Onion prices could go up again: Survey

Partha Sarathi Biswas Posted online: Monday, Nov 04, 2013 at 0000 hrs
Pune : Days after Chief Minister Prithviraj Chavan announced that onion crisis was over, a recent survey by the Department of Agriculture has indicated that onion prices may soar again. The recent survey found that around 40 per cent of the monsoon onions, which were to hit the market in the first week of November, was washed away in the exceptionally heavy rainfall that hit various parts of the country last month.

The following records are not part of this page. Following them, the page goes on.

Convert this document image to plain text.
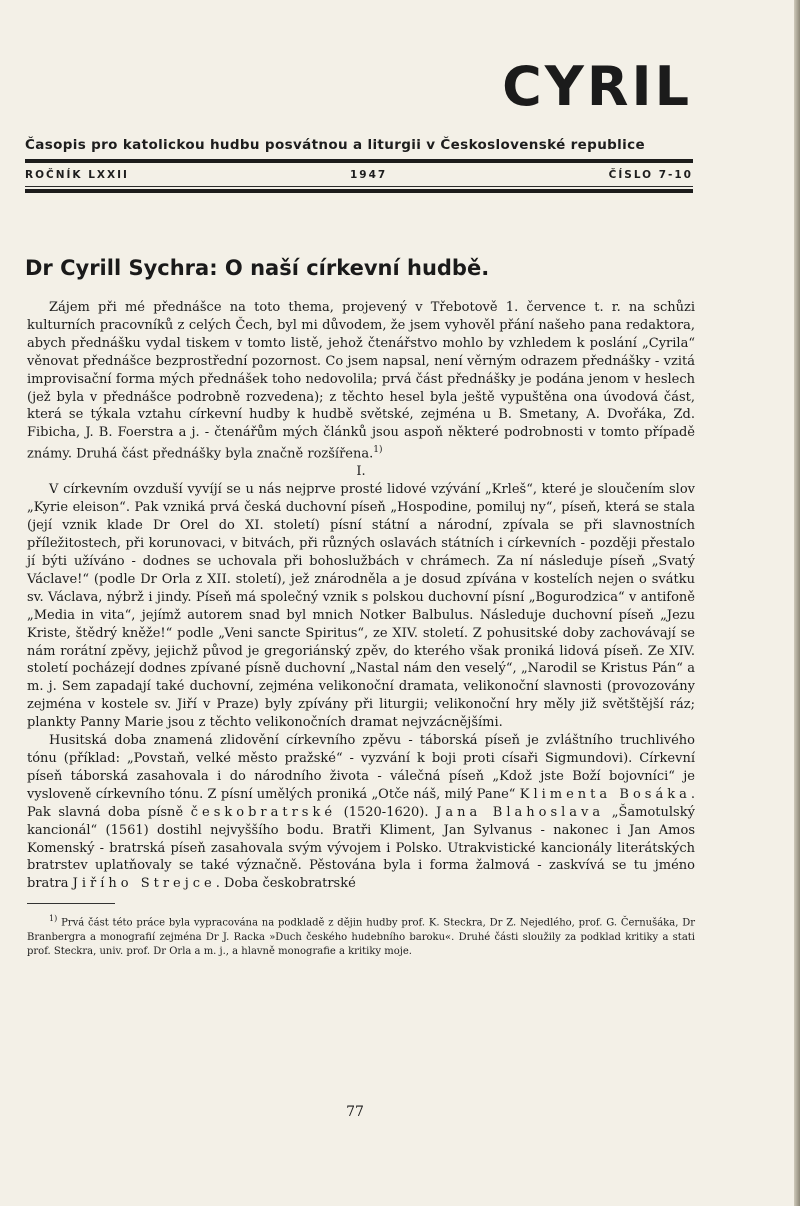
CYRIL
Časopis pro katolickou hudbu posvátnou a liturgii v Československé republice
ROČNÍK LXXII	1947	ČÍSLO 7-10
Dr Cyrill Sychra: O naší církevní hudbě.

Zájem při mé přednášce na toto thema, projevený v Třebotově 1. července t. r. na schůzi kulturních pracovníků z celých Čech, byl mi důvodem, že jsem vyhověl přání našeho pana redaktora, abych přednášku vydal tiskem v tomto listě, jehož čtenářstvo mohlo by vzhledem k poslání „Cyrila“ věnovat přednášce bezprostřední pozornost. Co jsem napsal, není věrným odrazem přednášky - vzitá improvisační forma mých přednášek toho nedovolila; prvá část přednášky je podána jenom v heslech (jež byla v přednášce podrobně rozvedena); z těchto hesel byla ještě vypuštěna ona úvodová část, která se týkala vztahu církevní hudby k hudbě světské, zejména u B. Smetany, A. Dvořáka, Zd. Fibicha, J. B. Foerstra a j. - čtenářům mých článků jsou aspoň některé podrobnosti v tomto případě známy. Druhá část přednášky byla značně rozšířena.$^{1)}$

I.

V církevním ovzduší vyvíjí se u nás nejprve prosté lidové vzývání „Krleš“, které je sloučením slov „Kyrie eleison“. Pak vzniká prvá česká duchovní píseň „Hospodine, pomiluj ny“, píseň, která se stala (její vznik klade Dr Orel do XI. století) písní státní a národní, zpívala se při slavnostních příležitostech, při korunovaci, v bitvách, při různých oslavách státních i církevních - později přestalo jí býti užíváno - dodnes se uchovala při bohoslužbách v chrámech. Za ní následuje píseň „Svatý Václave!“ (podle Dr Orla z XII. století), jež znárodněla a je dosud zpívána v kostelích nejen o svátku sv. Václava, nýbrž i jindy. Píseň má společný vznik s polskou duchovní písní „Bogurodzica“ v antifoně „Media in vita“, jejímž autorem snad byl mnich Notker Balbulus. Následuje duchovní píseň „Jezu Kriste, štědrý kněže!“ podle „Veni sancte Spiritus“, ze XIV. století. Z pohusitské doby zachovávají se nám rorátní zpěvy, jejichž původ je gregoriánský zpěv, do kterého však proniká lidová píseň. Ze XIV. století pocházejí dodnes zpívané písně duchovní „Nastal nám den veselý“, „Narodil se Kristus Pán“ a m. j. Sem zapadají také duchovní, zejména velikonoční dramata, velikonoční slavnosti (provozovány zejména v kostele sv. Jiří v Praze) byly zpívány při liturgii; velikonoční hry měly již světštější ráz; plankty Panny Marie jsou z těchto velikonočních dramat nejvzácnějšími.

Husitská doba znamená zlidovění církevního zpěvu - táborská píseň je zvláštního truchlivého tónu (příklad: „Povstaň, velké město pražské“ - vyzvání k boji proti císaři Sigmundovi). Církevní píseň táborská zasahovala i do národního života - válečná píseň „Kdož jste Boží bojovníci“ je vysloveně církevního tónu. Z písní umělých proniká „Otče náš, milý Pane“ Klimenta Bosáka. Pak slavná doba písně českobratrské (1520-1620). Jana Blahoslava „Šamotulský kancionál“ (1561) dostihl nejvyššího bodu. Bratři Kliment, Jan Sylvanus - nakonec i Jan Amos Komenský - bratrská píseň zasahovala svým vývojem i Polsko. Utrakvistické kancionály literátských bratrstev uplatňovaly se také význačně. Pěstována byla i forma žalmová - zaskvívá se tu jméno bratra Jiřího Strejce. Doba českobratrské

$^{1)}$ Prvá část této práce byla vypracována na podkladě z dějin hudby prof. K. Steckra, Dr Z. Nejedlého, prof. G. Černušáka, Dr Branbergra a monografií zejména Dr J. Racka »Duch českého hudebního baroku«. Druhé části sloužily za podklad kritiky a stati prof. Steckra, univ. prof. Dr Orla a m. j., a hlavně monografie a kritiky moje.

77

Maharashtra, Gujarat, Karnataka, Bihar and Andhra Pradesh are the major producers of Kharif onion that hits the markets early November. The failure of the summer crop had seen the prices of onions hitting the roof, with the retail rate touching the Rs 100-a-kg mark at some places. Shortage of onions in the markets was cited as the reason for the price rise, with Union Agriculture Minister Sharad Pawar claiming that good November crop would help bring down the prices. Subsequently, a survey was commissioned by the agriculture and allied departments to study the state of the monsoon onion crop.

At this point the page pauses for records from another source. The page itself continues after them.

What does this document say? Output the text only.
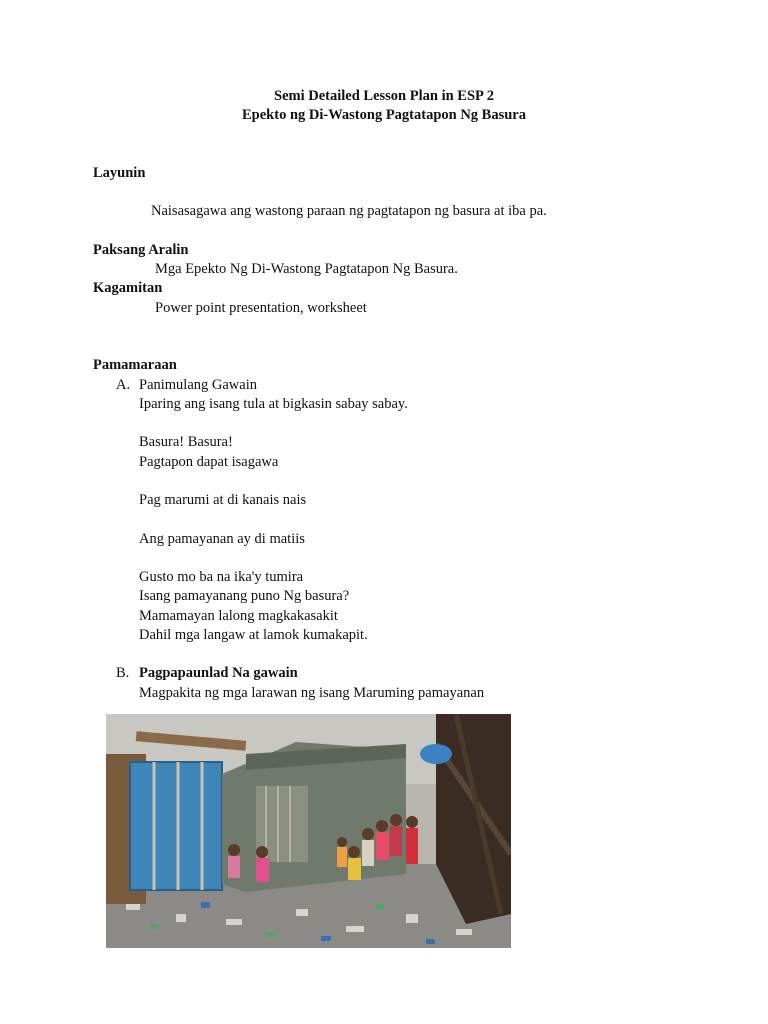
Semi Detailed Lesson Plan in ESP 2
Epekto ng Di-Wastong Pagtatapon Ng Basura
Layunin
Naisasagawa ang wastong paraan ng pagtatapon ng basura at iba pa.
Paksang Aralin
Mga Epekto Ng Di-Wastong Pagtatapon Ng Basura.
Kagamitan
Power point presentation, worksheet
Pamamaraan
A. Panimulang Gawain
Iparing ang isang tula at bigkasin sabay sabay.
Basura! Basura!
Pagtapon dapat isagawa
Pag marumi at di kanais nais
Ang pamayanan ay di matiis
Gusto mo ba na ika'y tumira
Isang pamayanang puno Ng basura?
Mamamayan lalong magkakasakit
Dahil mga langaw at lamok kumakapit.
B. Pagpapaunlad Na gawain
Magpakita ng mga larawan ng isang Maruming pamayanan
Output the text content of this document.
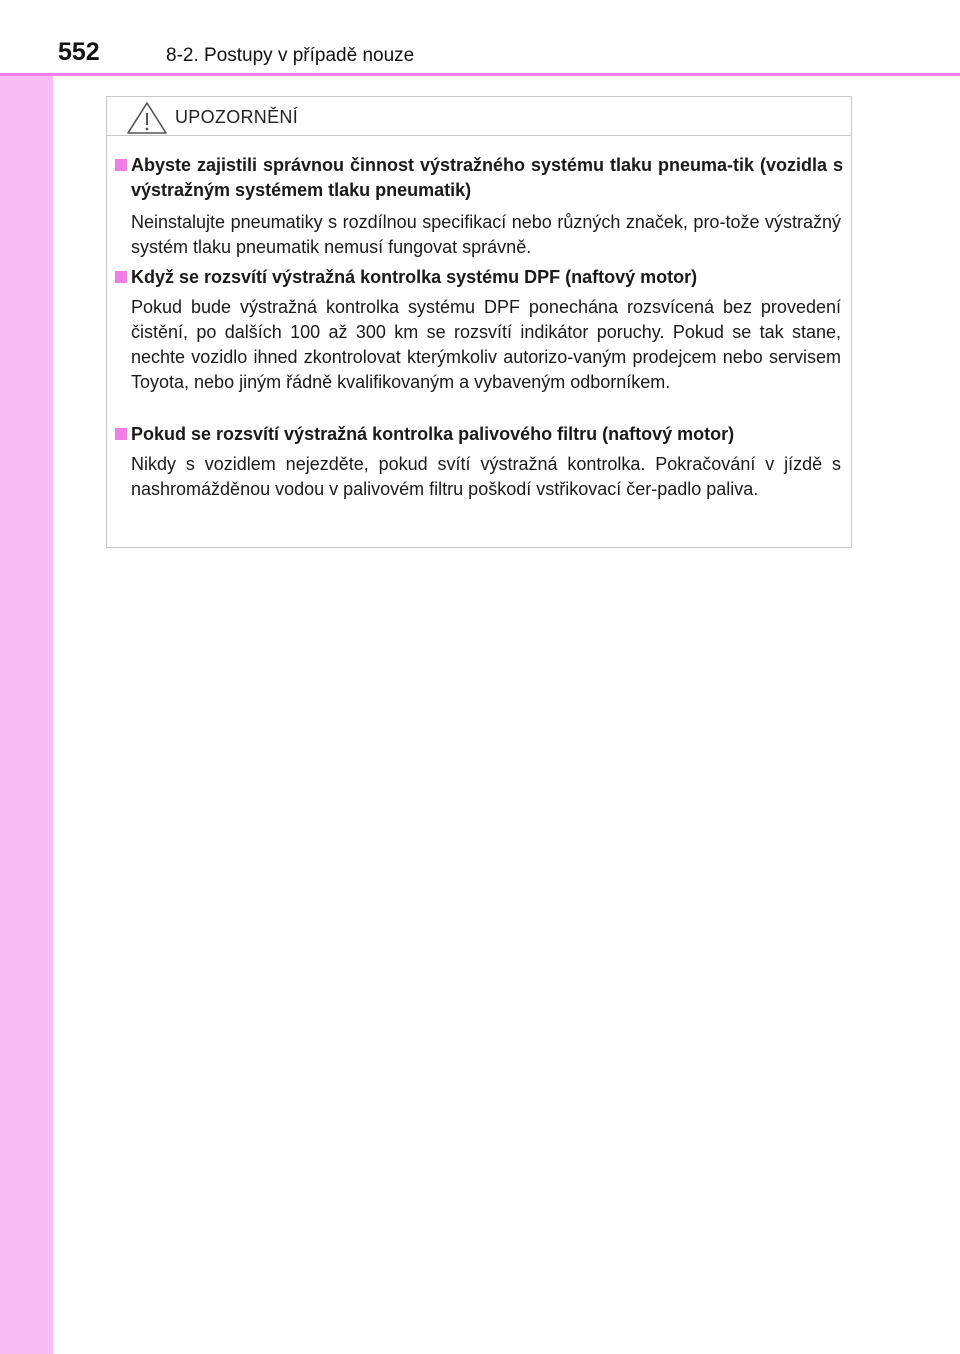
552	8-2. Postupy v případě nouze
UPOZORNĚNÍ
Abyste zajistili správnou činnost výstražného systému tlaku pneuma-tik (vozidla s výstražným systémem tlaku pneumatik)
Neinstalujte pneumatiky s rozdílnou specifikací nebo různých značek, pro-tože výstražný systém tlaku pneumatik nemusí fungovat správně.
Když se rozsvítí výstražná kontrolka systému DPF (naftový motor)
Pokud bude výstražná kontrolka systému DPF ponechána rozsvícená bez provedení čistění, po dalších 100 až 300 km se rozsvítí indikátor poruchy. Pokud se tak stane, nechte vozidlo ihned zkontrolovat kterýmkoliv autorizo-vaným prodejcem nebo servisem Toyota, nebo jiným řádně kvalifikovaným a vybaveným odborníkem.
Pokud se rozsvítí výstražná kontrolka palivového filtru (naftový motor)
Nikdy s vozidlem nejezděte, pokud svítí výstražná kontrolka. Pokračování v jízdě s nashromážděnou vodou v palivovém filtru poškodí vstřikovací čer-padlo paliva.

Nashik, Pune, Solapur and Ahmednagar are the main onion producing districts of the state, while Dharwad, Chitradurga, Gadag, Haveri, Bagalkot and Davengere are the zones that produce most onions in Karnataka. The districts of Surendranagar and Bhavnagar are the onion zones of Gujarat, while Nalanda and Patna are the onion producing districts of Bihar. In Andhra Pradesh, Kurnool and four other districts are the onion belt.

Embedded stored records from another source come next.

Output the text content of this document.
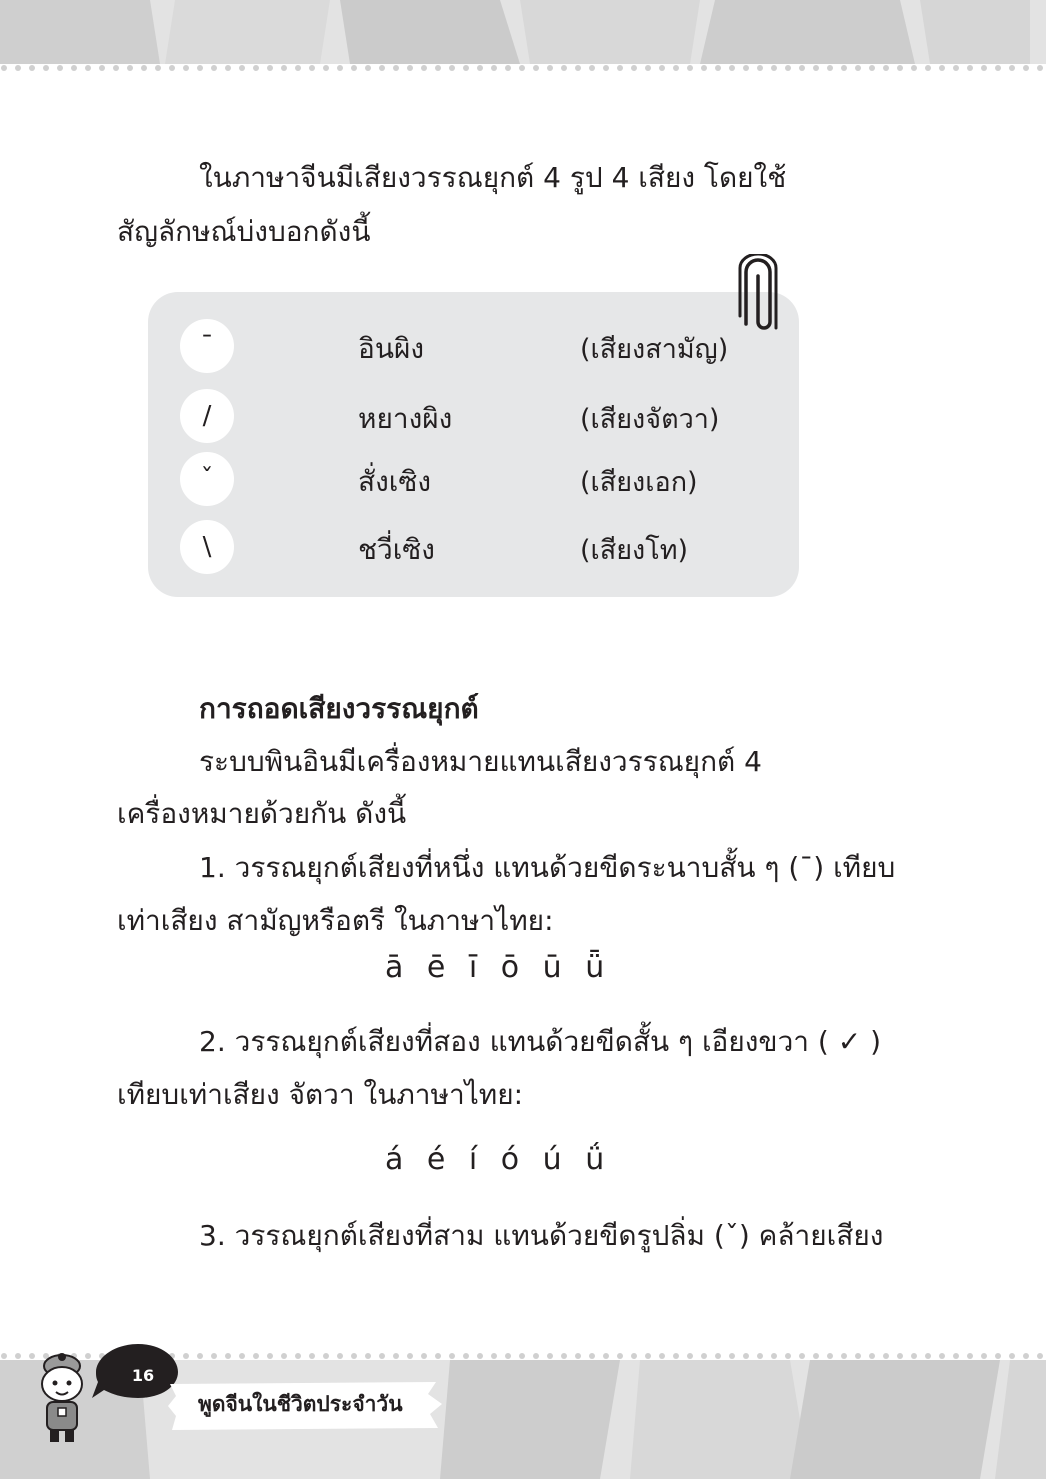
ในภาษาจีนมีเสียงวรรณยุกต์ 4 รูป 4 เสียง โดยใช้

สัญลักษณ์บ่งบอกดังนี้

ˉ	อินผิง	(เสียงสามัญ)
/	หยางผิง	(เสียงจัตวา)
ˇ	สั่งเซิง	(เสียงเอก)
\	ชวี่เซิง	(เสียงโท)

การถอดเสียงวรรณยุกต์

ระบบพินอินมีเครื่องหมายแทนเสียงวรรณยุกต์ 4

เครื่องหมายด้วยกัน ดังนี้

1. วรรณยุกต์เสียงที่หนึ่ง แทนด้วยขีดระนาบสั้น ๆ (ˉ) เทียบ

เท่าเสียง สามัญหรือตรี ในภาษาไทย:

ā ē ī ō ū ǖ

2. วรรณยุกต์เสียงที่สอง แทนด้วยขีดสั้น ๆ เอียงขวา ( ✓ )

เทียบเท่าเสียง จัตวา ในภาษาไทย:

á é í ó ú ǘ

3. วรรณยุกต์เสียงที่สาม แทนด้วยขีดรูปลิ่ม (ˇ) คล้ายเสียง

16
พูดจีนในชีวิตประจำวัน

As per the survey, around 25-30 per cent of the onion crop was washed away in Gujarat, Bihar and the districts in North Karnataka. In Maharashtra, the survey said, a majority of the crops got washed away at the storage points due to unseasonal rains. In Dharwad, the November crop was destroyed because of lack of rains. The onion crop in Andhra Pradesh would be the only one hitting the market on time.

The survey pointed out that while 15,899 lakh tonnes of onion had hit the markets between September and October 2012, the figure is only 12,743 tonnes during the corresponding period this year.

Jaydutt Kshirsagar, president of the Lasalgaon Agricultural Produce Market (APMC), said while the market used to see 25,000 quintals of the crop coming for daily trade, of late they were getting hardly 2,500-3,000 qunitals per day. “The rains have spoiled the monsoon crop also and the prices would rise in the next few days. There is no crop with the farmers,” he said.

P K Gupta, joint director of Nashik-based National Horticulture Research and Development Foundation (NHRDF), however, said there might be a fall in the onion prices immediately after Diwali. “The APMC markets are closed for Diwali and once when they open, there will be excess crop, which will result in a fall in the prices,” he said. Asked about the response to the import tenders floated earlier for onions from Afghanistan, China, Iran, Egypt and Pakistan, Gupta said no action had been taken on that front.